Fraksi PKB Soroti Ketidaktepatan Hukum dan Turunnya Retribusi Daerah dalam Rapat Pertanggungjawaban APBD Paser 2024

oleh -
Raperda pertanggungjawaban pelaksanaan APBD Paser Tahun 2024, di Gedung Baling Seleloi, Sekretariat DPRD Paser pada Senin (30/6/2025). Foto: BorneoFlash/Joe
Raperda pertanggungjawaban pelaksanaan APBD Paser Tahun 2024, di Gedung Baling Seleloi, Sekretariat DPRD Paser pada Senin (30/6/2025).
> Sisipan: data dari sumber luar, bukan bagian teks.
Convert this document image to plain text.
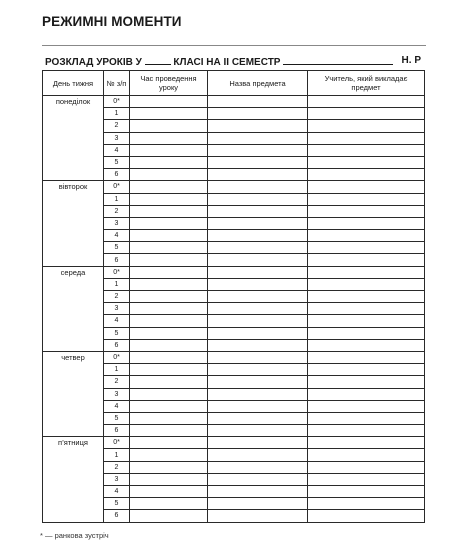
РЕЖИМНІ МОМЕНТИ
РОЗКЛАД УРОКІВ У	КЛАСІ НА ІІ СЕМЕСТР	Н. Р
День тижня	№ з/п	Час проведення уроку	Назва предмета	Учитель, який викладає предмет
понеділок	0*			
	1			
	2			
	3			
	4			
	5			
	6			
вівторок	0*			
	1			
	2			
	3			
	4			
	5			
	6			
середа	0*			
	1			
	2			
	3			
	4			
	5			
	6			
четвер	0*			
	1			
	2			
	3			
	4			
	5			
	6			
п’ятниця	0*			
	1			
	2			
	3			
	4			
	5			
	6			
* — ранкова зустріч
Foto: BorneoFlash/Joe

BorneoFlash.com, TANA PASER — Fraksi Partai Kebangkitan Bangsa (PKB) DPRD Kabupaten Paser menyampaikan sejumlah catatan kritis terhadap Rancangan Peraturan Daerah (Raperda) tentang Pertanggungjawaban Pelaksanaan Anggaran Pendapatan dan Belanja Daerah (APBD) Tahun Anggaran 2024.

 

Pandangan umum tersebut disampaikan oleh juru bicara Fraksi PKB, Kasri, dalam Rapat Paripurna DPRD Paser yang berlangsung di Gedung Baling Seleloi, Sekretariat DPRD Paser, pada Senin (30/6/2025). 

 

Rapat dipimpin oleh Wakil Ketua I DPRD Zulkifli Kaharuddin, didampingi Wakil Ketua II Hendrawan Putra, dan dihadiri Wakil Bupati Paser Ikhwan Antasari.

 

Salah satu sorotan utama Fraksi PKB adalah ketidaktepatan penggunaan landasan hukum dalam laporan APBD. Kasri menilai rujukan terhadap Pasal 31 dalam Undang-Undang Nomor 15 Tahun 2004 tidak relevan karena undang-undang tersebut hanya terdiri dari 29 pasal.

 

“Fraksi PKB menilai penggunaan Pasal 31 pada Undang-Undang Nomor 15 Tahun 2004 tidak tepat. Kami merekomendasikan agar rujukan diganti dengan Peraturan Pemerintah Nomor 12 Tahun 2019 tentang Pengelolaan Keuangan Daerah,” tegasnya.

 

Selain itu, Fraksi PKB juga menyoroti ketidakkonsistenan dalam laporan realisasi pendapatan transfer, di mana masih disebutkan adanya Dana Insentif Daerah (DID), padahal  Kabupaten Paser tidak menerima DID pada tahun anggaran 2024.

 

Penurunan pendapatan dari sektor retribusi daerah juga menjadi perhatian serius. Fraksi PKB menilai target retribusi yang tidak tercapai mencerminkan perlunya evaluasi menyeluruh terhadap kinerja perangkat daerah pengelola, terutama pada sektor jasa umum, jasa usaha, dan perizinan tertentu.

 

“Perlu reformulasi strategi dan peningkatan kapasitas SDM untuk mengoptimalkan retribusi. Salah satunya bisa melalui penerapan sistem pembayaran digital,” ujar Kasri.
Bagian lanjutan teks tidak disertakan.